What is also interesting is the the majority has bought into Idaho's argument that even failure to comply with a federal Medicaid condition of participation is not a violation of federal law appropriate for injunctive relief for providers but, rather, amenable to the remedy of an agency-imposed complete loss of federal funding for Medicaid.
In an article in Modern Healthcare, Harris Meyer talks about how the majority's acceptance of the "gun to the head" coercion test in National Federation of Independent Businesses vs.
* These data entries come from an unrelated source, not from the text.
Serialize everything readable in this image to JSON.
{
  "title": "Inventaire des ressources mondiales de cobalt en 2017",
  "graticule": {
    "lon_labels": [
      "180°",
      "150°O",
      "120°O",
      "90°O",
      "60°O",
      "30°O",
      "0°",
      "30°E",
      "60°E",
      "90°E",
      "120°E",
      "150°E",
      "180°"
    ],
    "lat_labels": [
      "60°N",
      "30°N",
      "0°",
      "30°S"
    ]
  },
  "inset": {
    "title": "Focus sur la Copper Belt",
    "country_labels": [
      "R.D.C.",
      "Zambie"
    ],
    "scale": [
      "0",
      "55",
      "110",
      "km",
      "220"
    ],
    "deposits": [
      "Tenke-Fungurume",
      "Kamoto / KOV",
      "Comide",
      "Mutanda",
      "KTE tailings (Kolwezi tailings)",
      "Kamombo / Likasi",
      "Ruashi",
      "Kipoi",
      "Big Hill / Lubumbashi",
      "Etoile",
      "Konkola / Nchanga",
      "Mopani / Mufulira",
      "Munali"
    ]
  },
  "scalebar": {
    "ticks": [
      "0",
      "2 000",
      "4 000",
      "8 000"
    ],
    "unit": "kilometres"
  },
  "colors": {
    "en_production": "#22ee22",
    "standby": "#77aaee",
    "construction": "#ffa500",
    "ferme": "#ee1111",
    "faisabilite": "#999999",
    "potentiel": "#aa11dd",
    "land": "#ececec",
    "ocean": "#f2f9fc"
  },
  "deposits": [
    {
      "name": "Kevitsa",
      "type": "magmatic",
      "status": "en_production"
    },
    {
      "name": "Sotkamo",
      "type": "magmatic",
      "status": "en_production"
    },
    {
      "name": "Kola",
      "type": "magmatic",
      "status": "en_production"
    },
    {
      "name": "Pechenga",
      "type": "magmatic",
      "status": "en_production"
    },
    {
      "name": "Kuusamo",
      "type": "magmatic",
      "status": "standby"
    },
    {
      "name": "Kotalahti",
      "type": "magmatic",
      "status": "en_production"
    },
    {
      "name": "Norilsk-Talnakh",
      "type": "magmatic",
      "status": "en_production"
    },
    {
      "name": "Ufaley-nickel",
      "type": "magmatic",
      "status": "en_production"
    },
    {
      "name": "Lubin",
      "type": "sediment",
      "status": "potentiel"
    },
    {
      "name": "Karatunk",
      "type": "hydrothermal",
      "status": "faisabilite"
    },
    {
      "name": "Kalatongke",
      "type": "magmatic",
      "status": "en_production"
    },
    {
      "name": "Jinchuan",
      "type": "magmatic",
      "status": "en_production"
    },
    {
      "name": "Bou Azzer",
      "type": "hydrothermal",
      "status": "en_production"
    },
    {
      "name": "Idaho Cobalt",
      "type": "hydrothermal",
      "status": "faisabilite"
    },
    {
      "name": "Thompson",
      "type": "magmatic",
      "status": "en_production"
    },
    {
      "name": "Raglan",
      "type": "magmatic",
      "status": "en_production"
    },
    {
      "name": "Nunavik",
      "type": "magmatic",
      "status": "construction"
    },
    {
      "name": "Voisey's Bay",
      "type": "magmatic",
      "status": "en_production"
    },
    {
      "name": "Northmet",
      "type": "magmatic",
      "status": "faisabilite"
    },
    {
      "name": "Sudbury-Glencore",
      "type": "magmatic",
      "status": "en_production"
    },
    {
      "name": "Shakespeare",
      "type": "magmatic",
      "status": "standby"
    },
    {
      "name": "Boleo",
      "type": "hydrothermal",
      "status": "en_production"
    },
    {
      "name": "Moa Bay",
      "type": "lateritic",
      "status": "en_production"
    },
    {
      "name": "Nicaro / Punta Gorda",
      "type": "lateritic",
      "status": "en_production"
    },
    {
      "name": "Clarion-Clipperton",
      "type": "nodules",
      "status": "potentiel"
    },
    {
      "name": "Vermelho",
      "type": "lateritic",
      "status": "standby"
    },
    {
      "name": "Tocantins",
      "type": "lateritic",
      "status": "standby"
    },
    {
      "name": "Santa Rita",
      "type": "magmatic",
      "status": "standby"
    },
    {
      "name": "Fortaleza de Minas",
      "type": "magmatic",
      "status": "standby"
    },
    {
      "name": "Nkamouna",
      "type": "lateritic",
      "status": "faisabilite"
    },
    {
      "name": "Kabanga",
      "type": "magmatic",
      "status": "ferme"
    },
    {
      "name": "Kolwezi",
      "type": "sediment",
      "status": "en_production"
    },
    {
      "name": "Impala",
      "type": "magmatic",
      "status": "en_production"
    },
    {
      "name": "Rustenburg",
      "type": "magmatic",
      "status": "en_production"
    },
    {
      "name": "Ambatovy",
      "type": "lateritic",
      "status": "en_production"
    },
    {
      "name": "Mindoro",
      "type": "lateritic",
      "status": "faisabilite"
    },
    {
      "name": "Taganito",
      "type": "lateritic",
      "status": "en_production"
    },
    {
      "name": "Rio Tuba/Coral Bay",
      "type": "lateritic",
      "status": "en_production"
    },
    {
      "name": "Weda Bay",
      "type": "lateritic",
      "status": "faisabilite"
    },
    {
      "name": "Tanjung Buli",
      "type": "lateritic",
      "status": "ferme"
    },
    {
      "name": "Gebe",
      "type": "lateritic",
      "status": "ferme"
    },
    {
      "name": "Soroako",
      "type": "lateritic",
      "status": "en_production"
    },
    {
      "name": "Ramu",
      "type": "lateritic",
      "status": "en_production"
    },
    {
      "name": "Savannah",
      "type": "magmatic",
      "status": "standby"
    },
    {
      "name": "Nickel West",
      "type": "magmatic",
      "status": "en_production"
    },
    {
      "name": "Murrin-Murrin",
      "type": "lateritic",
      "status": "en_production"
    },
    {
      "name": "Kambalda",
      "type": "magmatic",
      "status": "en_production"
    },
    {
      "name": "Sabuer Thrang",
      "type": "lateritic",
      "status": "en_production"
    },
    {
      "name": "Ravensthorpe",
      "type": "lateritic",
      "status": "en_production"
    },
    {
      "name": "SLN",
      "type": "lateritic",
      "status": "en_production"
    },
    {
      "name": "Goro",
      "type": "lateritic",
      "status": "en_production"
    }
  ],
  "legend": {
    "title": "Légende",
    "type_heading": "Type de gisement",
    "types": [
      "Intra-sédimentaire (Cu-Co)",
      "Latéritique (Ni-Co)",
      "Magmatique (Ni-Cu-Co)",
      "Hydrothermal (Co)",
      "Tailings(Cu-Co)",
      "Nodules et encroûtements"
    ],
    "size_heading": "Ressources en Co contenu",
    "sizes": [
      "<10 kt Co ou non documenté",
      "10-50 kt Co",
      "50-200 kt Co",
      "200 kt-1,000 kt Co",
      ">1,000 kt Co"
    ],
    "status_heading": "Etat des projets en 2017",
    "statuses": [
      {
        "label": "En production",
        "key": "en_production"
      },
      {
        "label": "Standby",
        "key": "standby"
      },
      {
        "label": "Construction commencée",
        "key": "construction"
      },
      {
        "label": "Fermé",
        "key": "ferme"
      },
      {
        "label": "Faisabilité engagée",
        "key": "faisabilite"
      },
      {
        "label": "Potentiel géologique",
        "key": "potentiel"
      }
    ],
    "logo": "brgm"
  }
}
Sebelius does not seem to extend to the same gun to the head argument in Armstrong. Justice Scalia, for the Armstrong majority, disparages just such a coercion analysis as raised in Justice Sotomayor's Armstrong dissent.
So, whatever coercion meant in NFIB, it may not mean that all all-or-nothing mechanisms for Medicaid participation are coercive. This case does muddy the waters for those of us wondering if the opinion in King v. Burwell will clarify the coercion doctrine further.
As Harris Meyer notes, that's some case of coercion whiplash theory court watchers are developing.
I'm told most people with whiplash recover in a matter of months, say just about in time for the release of the opinion in King v. Burwell.